Laissons au lecteur les plaisirs et les surprises des multiples aventures américaines de ce roi en cavale s’emparant, émerveillé, d’une inimaginable et révolutionnaire liberté de paroles et d’action dont il ne soupçonnait pas les délices, au fil des pages de ce court roman nourri d’humour et d’un singulier sens de l’histoire et de l’existence.
Yann Tanguy, avec son art de captiver sans ennuyer, prolonge le même bonheur de lecture en nous ouvrant aux « Conversations entre amis à l’Hôtel Talaru », suite et fin de cette « uchronique » histoire de France pétrie de drôlerie. La Révolution avait écarté nombre d’acteurs de la scène tragicomique du paysage politique national, et l’hôtel particulier de César Marie de Talaru, anciennement « maître d’hôtel de la Reine », devint une Bastille bien singulière où furent enfermés nombre d’adversaires et de dissidents qui n’eurent pas la volonté affichée ou l’habileté opportune de suivre le cours agité du fleuve révolutionnaire. Le regroupement de ces reclus dans l’hôtel de Talaru tenait beaucoup de la reconstitution de ligue dissoute qu’un geôlier bienveillant surveillait avec discrétion, saluant tous les soirs chacun de ces « prisonniers », hommes et femmes de parfaite tenue aristocratique, que des commissaires zélés de la Révolution venaient aussi visiter pour des motifs moins avouables, s’emparant de bijoux, parures et babioles pour améliorer leur ordinaire.

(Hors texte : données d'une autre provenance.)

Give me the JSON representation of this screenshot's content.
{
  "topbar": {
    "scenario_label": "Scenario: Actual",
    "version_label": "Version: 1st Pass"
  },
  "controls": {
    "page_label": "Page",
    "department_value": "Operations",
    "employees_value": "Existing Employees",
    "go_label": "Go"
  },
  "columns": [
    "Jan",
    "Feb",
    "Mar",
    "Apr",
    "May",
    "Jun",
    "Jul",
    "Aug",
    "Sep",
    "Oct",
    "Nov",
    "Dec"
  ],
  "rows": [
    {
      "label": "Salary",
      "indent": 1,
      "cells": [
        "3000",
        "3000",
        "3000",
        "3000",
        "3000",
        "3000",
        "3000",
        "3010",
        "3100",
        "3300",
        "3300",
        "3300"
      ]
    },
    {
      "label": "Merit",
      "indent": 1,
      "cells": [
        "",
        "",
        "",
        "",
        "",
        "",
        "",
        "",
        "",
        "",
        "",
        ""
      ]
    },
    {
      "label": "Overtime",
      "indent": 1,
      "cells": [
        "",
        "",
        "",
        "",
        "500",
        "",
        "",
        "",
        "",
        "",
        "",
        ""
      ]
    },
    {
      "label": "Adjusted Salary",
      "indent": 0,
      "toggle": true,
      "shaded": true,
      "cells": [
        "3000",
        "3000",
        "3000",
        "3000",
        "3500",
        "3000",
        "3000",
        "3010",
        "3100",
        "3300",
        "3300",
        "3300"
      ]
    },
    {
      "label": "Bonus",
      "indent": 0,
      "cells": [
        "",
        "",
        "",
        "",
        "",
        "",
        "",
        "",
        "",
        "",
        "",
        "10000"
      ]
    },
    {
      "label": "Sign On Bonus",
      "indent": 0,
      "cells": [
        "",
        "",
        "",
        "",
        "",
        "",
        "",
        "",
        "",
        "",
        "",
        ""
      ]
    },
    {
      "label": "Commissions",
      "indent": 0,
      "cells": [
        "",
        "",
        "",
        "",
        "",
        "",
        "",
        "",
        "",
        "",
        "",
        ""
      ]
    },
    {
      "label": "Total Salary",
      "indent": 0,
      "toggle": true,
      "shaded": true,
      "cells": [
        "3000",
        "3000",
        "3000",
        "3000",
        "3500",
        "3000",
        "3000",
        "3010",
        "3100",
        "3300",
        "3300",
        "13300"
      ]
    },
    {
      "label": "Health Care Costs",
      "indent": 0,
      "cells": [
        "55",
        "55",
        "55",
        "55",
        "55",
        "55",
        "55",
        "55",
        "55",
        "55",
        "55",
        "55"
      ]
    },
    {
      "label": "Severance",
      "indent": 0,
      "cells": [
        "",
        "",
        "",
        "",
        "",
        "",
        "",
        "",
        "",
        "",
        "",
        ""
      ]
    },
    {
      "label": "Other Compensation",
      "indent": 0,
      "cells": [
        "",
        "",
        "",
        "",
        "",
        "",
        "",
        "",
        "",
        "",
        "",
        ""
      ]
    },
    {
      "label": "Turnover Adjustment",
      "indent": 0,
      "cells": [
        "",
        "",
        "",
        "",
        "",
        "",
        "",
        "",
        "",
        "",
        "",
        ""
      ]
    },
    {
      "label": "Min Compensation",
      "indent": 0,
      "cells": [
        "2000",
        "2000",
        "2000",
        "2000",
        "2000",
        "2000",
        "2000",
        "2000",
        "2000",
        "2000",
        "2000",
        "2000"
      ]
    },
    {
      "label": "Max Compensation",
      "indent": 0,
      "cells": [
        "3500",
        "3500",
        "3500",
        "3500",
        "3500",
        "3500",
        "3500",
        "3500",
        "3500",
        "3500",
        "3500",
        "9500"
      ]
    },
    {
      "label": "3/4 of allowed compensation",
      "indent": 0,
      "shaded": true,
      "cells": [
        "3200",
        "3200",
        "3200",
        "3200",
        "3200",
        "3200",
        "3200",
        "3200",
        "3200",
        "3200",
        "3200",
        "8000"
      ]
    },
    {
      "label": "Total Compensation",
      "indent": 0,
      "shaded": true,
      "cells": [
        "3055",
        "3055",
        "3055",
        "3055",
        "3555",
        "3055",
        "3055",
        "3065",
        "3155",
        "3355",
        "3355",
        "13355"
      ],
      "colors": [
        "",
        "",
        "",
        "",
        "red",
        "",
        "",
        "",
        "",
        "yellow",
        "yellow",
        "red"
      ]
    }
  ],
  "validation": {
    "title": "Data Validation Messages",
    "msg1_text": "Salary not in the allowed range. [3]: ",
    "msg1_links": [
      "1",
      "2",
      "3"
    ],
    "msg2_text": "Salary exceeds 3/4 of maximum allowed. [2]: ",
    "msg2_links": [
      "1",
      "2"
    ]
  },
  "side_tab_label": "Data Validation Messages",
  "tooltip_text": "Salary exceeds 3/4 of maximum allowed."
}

Chacun de ces pensionnaires n’était pas là par hasard et avait bien des sujets de trahir par conviction personnelle ou politique. Voire religieuse, venant d’un prêtre, qui plus est ! L’abbé Michel Thomas – sorte de version bis du curé Meslier que Yann Tanguy désigne avec amusement du patronyme réel de Michel Houellebecq ! -, en pleine Eucharistie, ressentit un jour « un froid mortel » s’abattre sur lui, et perçut subitement ses ouailles comme « des animaux nés au hasard de fornications rustiques, à la misérable existence achevée dans la boue excrémentielle des cimetières » ! Inattendu examen de conscience qui lui faisait rejeter d’un bloc toute idée de croyance et de foi, Dieu, hommes et institutions réunis ! « Il avait perdu la foi religieuse mais également la foi envers toutes les espèces de lois civiles et morales ». Alors, jeter sa soutane aux orties ? À quoi bon ? « Il eût fallu défroquer de la condition humaine. Au demeurant qu’aurait-il fait ? Il ne savait aucun métier. Autant rester à boire du vin de messe ! » Soyons-en sûrs, proclamait l’abbé après sa surprenante confession et définitive abjuration, « la divinité n’est que l’hypostasie du pouvoir absolu qu’ont de toute éternité exercé les plus méchants et les plus déterminés de la plus détestable espèce qui ait grouillé sur cette terre. » Ni plus ni moins !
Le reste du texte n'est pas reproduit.